On April 3, Art Access executive director Shandra Benito announced several difficult decisions necessitated by the pandemic for the 35-year old organization dedicated to artistic opportunities for people with disabilities. In addition to shuttering the gallery location and office space on 500 West, all staff positions besides Benito's will be eliminated, with Benito's own position becoming half-time. Many programs will continue, including its artist mentorship program.
While it might be easy to understand the financial impacts on a performing arts organization of lost ticket sales from cancelled events, the impact of COVID-19 on Art Access is more complex, in part a function of the specific timing of social distancing measures. "I kind of expected there to be a potential divergence of funding to funding more emergency-type services," Benito says. "Which I can understand—with people losing houses, and we have a finite amount of money that certain foundations can give. Nobody's going to be coming to a gallery when they're dealing with eviction notices."
Benito also notes that the closures came just before the organization's largest single fundraiser of the year: 300 Plates, an auction event originally scheduled for May which traditionally provides nearly one third of Art Access' annual budget. "When you take into account the sponsorship loss, plus moving to digital rather than in-person, meaning not selling tickets the way we used to, plus alcohol sales at the event, and 70 percent of the art sales, it's about $180,000 every year," Benito says. She adds that there is still a plan to conduct the 300 Plates sales virtually, but now with a 50-50 split between the artists and Art Access. "We felt that right now, artists are really struggling," she adds. "We don't feel comfortable asking for 70 percent."

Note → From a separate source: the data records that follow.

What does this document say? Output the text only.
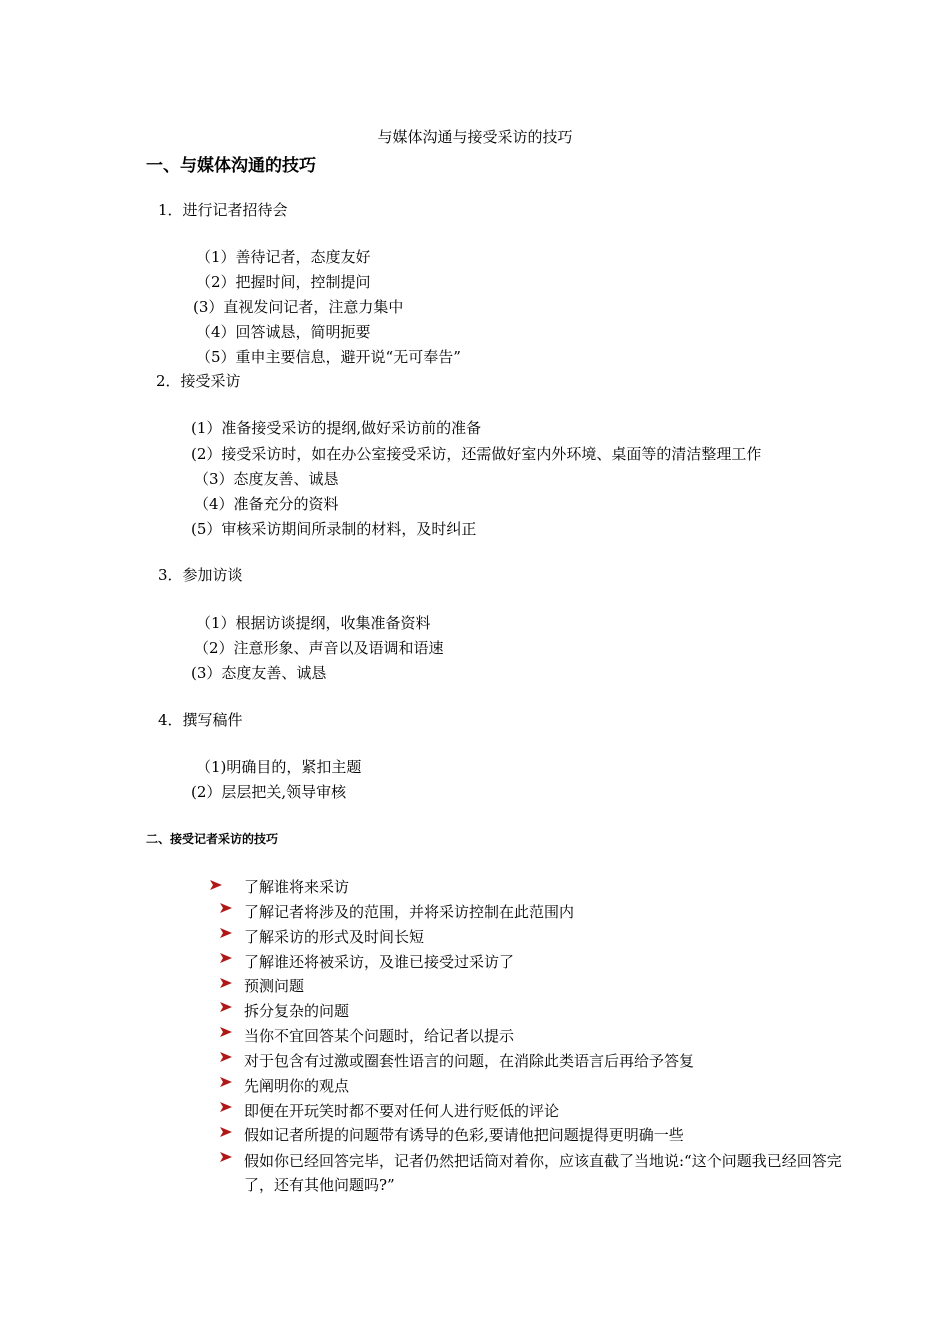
与媒体沟通与接受采访的技巧
一、与媒体沟通的技巧
1．进行记者招待会
（1）善待记者，态度友好
（2）把握时间，控制提问
(3）直视发问记者，注意力集中
（4）回答诚恳，简明扼要
（5）重申主要信息，避开说“无可奉告”
2．接受采访
(1）准备接受采访的提纲,做好采访前的准备
(2）接受采访时，如在办公室接受采访，还需做好室内外环境、桌面等的清洁整理工作
（3）态度友善、诚恳
（4）准备充分的资料
(5）审核采访期间所录制的材料，及时纠正
3．参加访谈
（1）根据访谈提纲，收集准备资料
（2）注意形象、声音以及语调和语速
(3）态度友善、诚恳
4．撰写稿件
（1)明确目的，紧扣主题
(2）层层把关,领导审核
二、接受记者采访的技巧
了解谁将来采访
了解记者将涉及的范围，并将采访控制在此范围内
了解采访的形式及时间长短
了解谁还将被采访，及谁已接受过采访了
预测问题
拆分复杂的问题
当你不宜回答某个问题时，给记者以提示
对于包含有过激或圈套性语言的问题，在消除此类语言后再给予答复
先阐明你的观点
即便在开玩笑时都不要对任何人进行贬低的评论
假如记者所提的问题带有诱导的色彩,要请他把问题提得更明确一些
假如你已经回答完毕，记者仍然把话筒对着你，应该直截了当地说:“这个问题我已经回答完
了，还有其他问题吗?”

While the organization itself is not ceasing operations, Benito acknowledges that dealing with these changes has been an emotional process. "Even though Art Access isn't closing, when you're closing the gallery and the office, it feels like that to people," she says. "It's no longer a place to stop by, so it's like losing its home. The gallery was really a place where people got to know us, that we added something to the art scene that was different.
"Obviously, as an executive director, my job is to look at the big picture: How do we continue the mission and the job as Art Access to the people we serve? That's what I came back to over and over. I realize this is going to be a loss that's important to grieve and acknowledge publicly. I've had people reach out and say, 'I've had my first exhibit there. It's an important place to me.'"

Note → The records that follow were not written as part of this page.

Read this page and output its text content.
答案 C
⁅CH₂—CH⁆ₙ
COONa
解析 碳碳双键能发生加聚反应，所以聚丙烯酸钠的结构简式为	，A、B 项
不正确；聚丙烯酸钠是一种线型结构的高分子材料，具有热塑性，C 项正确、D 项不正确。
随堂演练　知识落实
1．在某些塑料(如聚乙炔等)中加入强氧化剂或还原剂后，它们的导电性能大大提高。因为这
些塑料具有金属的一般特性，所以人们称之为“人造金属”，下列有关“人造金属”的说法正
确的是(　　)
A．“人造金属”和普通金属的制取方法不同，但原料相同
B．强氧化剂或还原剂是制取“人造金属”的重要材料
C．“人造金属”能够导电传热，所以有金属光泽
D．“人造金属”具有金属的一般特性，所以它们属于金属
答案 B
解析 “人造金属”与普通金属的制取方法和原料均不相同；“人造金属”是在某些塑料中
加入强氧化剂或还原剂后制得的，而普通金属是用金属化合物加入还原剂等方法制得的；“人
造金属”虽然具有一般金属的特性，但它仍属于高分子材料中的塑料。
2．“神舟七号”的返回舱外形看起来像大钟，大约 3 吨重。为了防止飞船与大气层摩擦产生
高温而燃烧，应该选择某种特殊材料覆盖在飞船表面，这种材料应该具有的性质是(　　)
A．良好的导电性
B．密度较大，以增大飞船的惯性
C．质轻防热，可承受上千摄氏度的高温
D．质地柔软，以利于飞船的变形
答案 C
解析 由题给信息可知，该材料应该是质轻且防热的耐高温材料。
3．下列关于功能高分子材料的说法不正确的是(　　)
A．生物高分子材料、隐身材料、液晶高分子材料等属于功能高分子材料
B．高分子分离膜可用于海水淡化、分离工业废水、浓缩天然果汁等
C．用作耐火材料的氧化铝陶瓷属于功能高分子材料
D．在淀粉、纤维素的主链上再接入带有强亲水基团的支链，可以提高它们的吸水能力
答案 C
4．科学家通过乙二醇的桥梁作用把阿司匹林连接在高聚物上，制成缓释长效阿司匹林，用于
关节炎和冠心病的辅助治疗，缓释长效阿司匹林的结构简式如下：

That big-picture examination, however, has led Benito to realize the impact that Art Access has had in terms of pioneering programs which have now been picked up elsewhere, allowing the organization to turn to other priorities. She notes, for example, Art Access' work with veterans on art therapy, and how the Utah Cultural Celebration Center in West Valley has launched a Veterans' Art Community Center. "As a non-profit, your job is to respond to community needs, and recognize when that needs to be adjusted," Benito says. "There's more and more focus on diversity and inclusion in the art world. If we close some of these programs that are being done in other places, we can still push the effort forward to make sure every arts organization in Salt Lake City is an inclusive arts organization."
So for now, while there is still some grieving to be done, Benito chooses to focus on what Art Access will still be able to do, including the virtual version of 300 Plates and working on an ongoing basis to advocate for the needs of people with disabilities and other marginalized communities in the local art scene. "I do think this is an opportunity," she says. "There's a quote by W.E.B. DuBois, 'You must always be prepared to give up what you are to be what you will become.' That's always spoken to me. ... We have a lot of knowledge about the fundamentals of disability rights and what it means to really value all people, and the foundation of trust with our community. It's a beautiful opportunity."